3. Trees in the city

3.2 Managing Canberra’s trees

Many people refer to Canberra as the ‘Bush Capital’. In the early 1900s, Canberra was a largely treeless site exposed to wind, but the planting of two million trees in 1911 was the beginning of Canberra’s urban forest.

Before old trees die, new trees need to be planted to take their place. There was a 10 per cent reduction in urban trees between 2009 and 2016, mainly due to the death and deterioration of trees as they aged. And almost a quarter of the trees in Canberra’s suburbs will reach the end of their useful life in the next 20 years. This translates to thousands of trees being removed each year.

Some trees live longer than others. The end of a tree’s ‘useful’ life occurs when safety, other risks, and costs start to outweigh the benefits of individual trees. Canberra’s trees have an expected useful life of 50 to 80 years, depending on species and conditions.

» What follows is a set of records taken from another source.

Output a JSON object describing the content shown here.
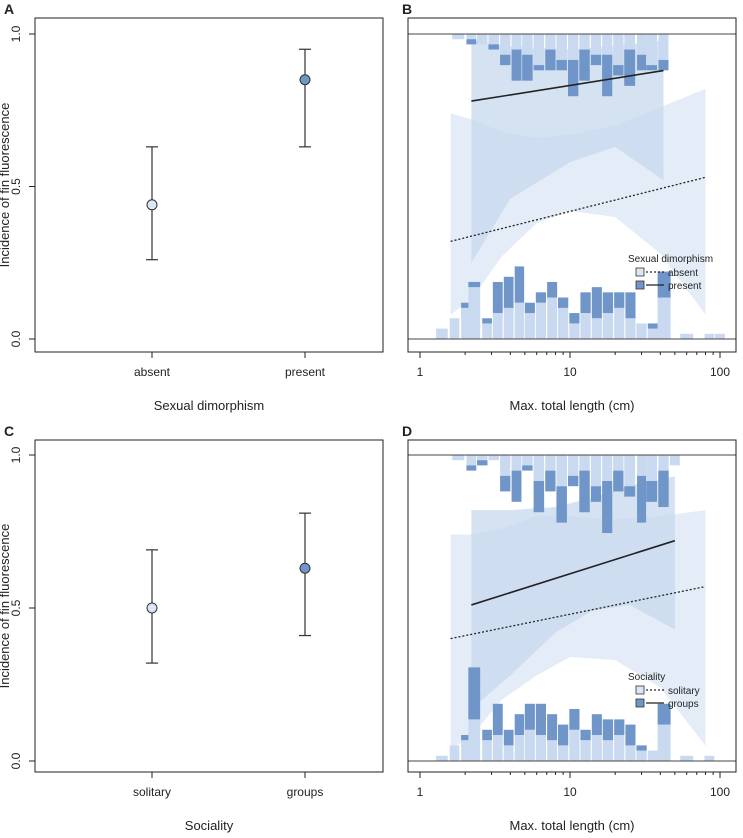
{
  "colors": {
    "absent_fill": "#dbe7f5",
    "present_fill": "#6f95c9",
    "band_light": "#dae6f4",
    "band_dark": "#c7d8ee",
    "hist_light": "#c9daf0",
    "hist_dark": "#6f95c9",
    "axis": "#222222"
  },
  "chart_data": [
    {
      "panel": "A",
      "type": "scatter",
      "ylabel": "Incidence of fin fluorescence",
      "xlabel": "Sexual dimorphism",
      "categories": [
        "absent",
        "present"
      ],
      "points": [
        {
          "category": "absent",
          "value": 0.44,
          "lower": 0.26,
          "upper": 0.63,
          "group": "light"
        },
        {
          "category": "present",
          "value": 0.85,
          "lower": 0.63,
          "upper": 0.95,
          "group": "dark"
        }
      ],
      "ylim": [
        -0.01,
        1.01
      ],
      "yticks": [
        "0.0",
        "0.5",
        "1.0"
      ]
    },
    {
      "panel": "B",
      "type": "line",
      "xlabel": "Max. total length (cm)",
      "xscale": "log",
      "xlim": [
        1,
        110
      ],
      "xticks": [
        "1",
        "10",
        "100"
      ],
      "ylim": [
        -0.01,
        1.01
      ],
      "legend": {
        "title": "Sexual dimorphism",
        "position": "right",
        "entries": [
          "absent",
          "present"
        ]
      },
      "series": [
        {
          "name": "absent",
          "style": "dotted",
          "x": [
            1.6,
            80
          ],
          "y": [
            0.32,
            0.53
          ],
          "band_lower": [
            0.08,
            0.13,
            0.27,
            0.38,
            0.42,
            0.4,
            0.28,
            0.08
          ],
          "band_upper": [
            0.74,
            0.72,
            0.68,
            0.66,
            0.67,
            0.7,
            0.76,
            0.82
          ],
          "band_x": [
            1.6,
            2.2,
            3.5,
            6,
            10,
            20,
            40,
            80
          ]
        },
        {
          "name": "present",
          "style": "solid",
          "x": [
            2.2,
            42
          ],
          "y": [
            0.78,
            0.88
          ],
          "band_lower": [
            0.25,
            0.46,
            0.58,
            0.63,
            0.52
          ],
          "band_upper": [
            0.98,
            0.96,
            0.95,
            0.96,
            0.98
          ],
          "band_x": [
            2.2,
            4,
            10,
            20,
            42
          ]
        }
      ],
      "hist_top": {
        "x": [
          1.8,
          2.2,
          2.6,
          3.1,
          3.7,
          4.4,
          5.2,
          6.2,
          7.4,
          8.8,
          10.5,
          12.5,
          14.9,
          17.7,
          21,
          25,
          30,
          35,
          42
        ],
        "light": [
          0.01,
          0.01,
          0.02,
          0.02,
          0.04,
          0.03,
          0.04,
          0.06,
          0.03,
          0.05,
          0.05,
          0.03,
          0.04,
          0.04,
          0.06,
          0.03,
          0.04,
          0.06,
          0.05
        ],
        "dark": [
          0,
          0.01,
          0,
          0.01,
          0.02,
          0.06,
          0.05,
          0.01,
          0.04,
          0.02,
          0.07,
          0.06,
          0.02,
          0.08,
          0.02,
          0.07,
          0.03,
          0.01,
          0.02
        ]
      },
      "hist_bottom": {
        "x": [
          1.4,
          1.7,
          2.0,
          2.3,
          2.8,
          3.3,
          3.9,
          4.6,
          5.4,
          6.4,
          7.6,
          9.0,
          10.7,
          12.7,
          15.1,
          17.9,
          21.3,
          25.3,
          30,
          35.7,
          42.4,
          60,
          85,
          100
        ],
        "light": [
          0.02,
          0.04,
          0.06,
          0.1,
          0.03,
          0.05,
          0.06,
          0.07,
          0.05,
          0.07,
          0.08,
          0.06,
          0.03,
          0.05,
          0.04,
          0.05,
          0.06,
          0.04,
          0.03,
          0.02,
          0.08,
          0.01,
          0.01,
          0.01
        ],
        "dark": [
          0,
          0,
          0.01,
          0.01,
          0.01,
          0.06,
          0.06,
          0.07,
          0.02,
          0.02,
          0.03,
          0.02,
          0.02,
          0.04,
          0.06,
          0.04,
          0.03,
          0.05,
          0,
          0.01,
          0.05,
          0,
          0,
          0
        ]
      }
    },
    {
      "panel": "C",
      "type": "scatter",
      "ylabel": "Incidence of fin fluorescence",
      "xlabel": "Sociality",
      "categories": [
        "solitary",
        "groups"
      ],
      "points": [
        {
          "category": "solitary",
          "value": 0.5,
          "lower": 0.32,
          "upper": 0.69,
          "group": "light"
        },
        {
          "category": "groups",
          "value": 0.63,
          "lower": 0.41,
          "upper": 0.81,
          "group": "dark"
        }
      ],
      "ylim": [
        -0.01,
        1.01
      ],
      "yticks": [
        "0.0",
        "0.5",
        "1.0"
      ]
    },
    {
      "panel": "D",
      "type": "line",
      "xlabel": "Max. total length (cm)",
      "xscale": "log",
      "xlim": [
        1,
        110
      ],
      "xticks": [
        "1",
        "10",
        "100"
      ],
      "ylim": [
        -0.01,
        1.01
      ],
      "legend": {
        "title": "Sociality",
        "position": "right",
        "entries": [
          "solitary",
          "groups"
        ]
      },
      "series": [
        {
          "name": "solitary",
          "style": "dotted",
          "x": [
            1.6,
            80
          ],
          "y": [
            0.4,
            0.57
          ],
          "band_lower": [
            0.04,
            0.08,
            0.2,
            0.28,
            0.34,
            0.33,
            0.24,
            0.05
          ],
          "band_upper": [
            0.74,
            0.74,
            0.76,
            0.8,
            0.8,
            0.79,
            0.8,
            0.82
          ],
          "band_x": [
            1.6,
            2.2,
            3.5,
            6,
            10,
            20,
            40,
            80
          ]
        },
        {
          "name": "groups",
          "style": "solid",
          "x": [
            2.2,
            50
          ],
          "y": [
            0.51,
            0.72
          ],
          "band_lower": [
            0.17,
            0.28,
            0.42,
            0.49,
            0.51,
            0.43
          ],
          "band_upper": [
            0.82,
            0.82,
            0.83,
            0.86,
            0.9,
            0.93
          ],
          "band_x": [
            2.2,
            4,
            8,
            14,
            25,
            50
          ]
        }
      ],
      "hist_top": {
        "x": [
          1.8,
          2.2,
          2.6,
          3.1,
          3.7,
          4.4,
          5.2,
          6.2,
          7.4,
          8.8,
          10.5,
          12.5,
          14.9,
          17.7,
          21,
          25,
          30,
          35,
          42,
          50
        ],
        "light": [
          0.01,
          0.02,
          0.01,
          0.01,
          0.04,
          0.03,
          0.02,
          0.05,
          0.03,
          0.06,
          0.04,
          0.03,
          0.06,
          0.05,
          0.03,
          0.06,
          0.04,
          0.05,
          0.03,
          0.02
        ],
        "dark": [
          0,
          0.01,
          0.01,
          0,
          0.03,
          0.06,
          0.01,
          0.06,
          0.04,
          0.07,
          0.02,
          0.08,
          0.03,
          0.1,
          0.04,
          0.02,
          0.09,
          0.04,
          0.07,
          0
        ]
      },
      "hist_bottom": {
        "x": [
          1.4,
          1.7,
          2.0,
          2.3,
          2.8,
          3.3,
          3.9,
          4.6,
          5.4,
          6.4,
          7.6,
          9.0,
          10.7,
          12.7,
          15.1,
          17.9,
          21.3,
          25.3,
          30,
          35.7,
          42.4,
          60,
          85
        ],
        "light": [
          0.01,
          0.03,
          0.04,
          0.08,
          0.04,
          0.05,
          0.03,
          0.05,
          0.06,
          0.05,
          0.04,
          0.03,
          0.06,
          0.04,
          0.05,
          0.04,
          0.05,
          0.03,
          0.02,
          0.02,
          0.07,
          0.01,
          0.01
        ],
        "dark": [
          0,
          0,
          0.01,
          0.1,
          0.02,
          0.06,
          0.03,
          0.04,
          0.05,
          0.06,
          0.05,
          0.04,
          0.04,
          0.02,
          0.04,
          0.04,
          0.03,
          0.04,
          0.01,
          0,
          0.04,
          0,
          0
        ]
      }
    }
  ]
}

Old-growth trees have been cut down to make way for buildings and infrastructure. Sometimes dead trees that have been removed to make way for development can be moved to other locations to help wildlife such as birds, bats, reptiles and insects. One tree moved to the Molonglo Valley to provide wildlife habitat was a 400-year old Yellow Box (Eucalyptus melliodora). Planting young trees doesn’t provide the same type of habitat as repurposed mature, dead trees. We need to plant new seedlings for the future, but these take years to grow, so preserving or moving large dead trees helps while young trees mature.

Dead trees, such as this 400-year old Yellow Box (Eucalyptus melliodora), have been moved to new locations to provide habitat for wildlife.

The ACT Tree Register protects urban trees that have important natural and cultural heritage values or contribute to the urban landscape. There are 176 trees and 35 groups of trees on the register, with 10 more awaiting full registration.

Threats to Canberra’s trees

Common threats to trees in the ACT are:

  • increasing population and expanding urbanisation
  • increasing temperatures
  • less rainfall and increased drought periods

Canberra’s increasing population and city density will put pressure on the urban forest. In the Molonglo Valley, only 2.4 hectares of public space is available for every 1000 people, compared with 8.6 hectares in older suburbs. Also, house blocks are almost half the size in the Molonglo Valley compared with older suburbs, so more people want to use public green spaces.

Another issue with Canberra’s urban forest is that it is dominated by a rather simple structure of mature trees and mown grass. This lacks the understorey that is home to many native species. Future vegetation planting needs to incorporate more shrubs and smaller plants to support biodiversity.

Increasing temperatures due to urban heat and climate change are a major problem for cities (see Climate is changing section) . This will threaten some tree species in Canberra, so we need to adapt to the warming climate, ensure the urban forest is resilient, make sure water is available for vegetation, and manage trees for age, drought and pests.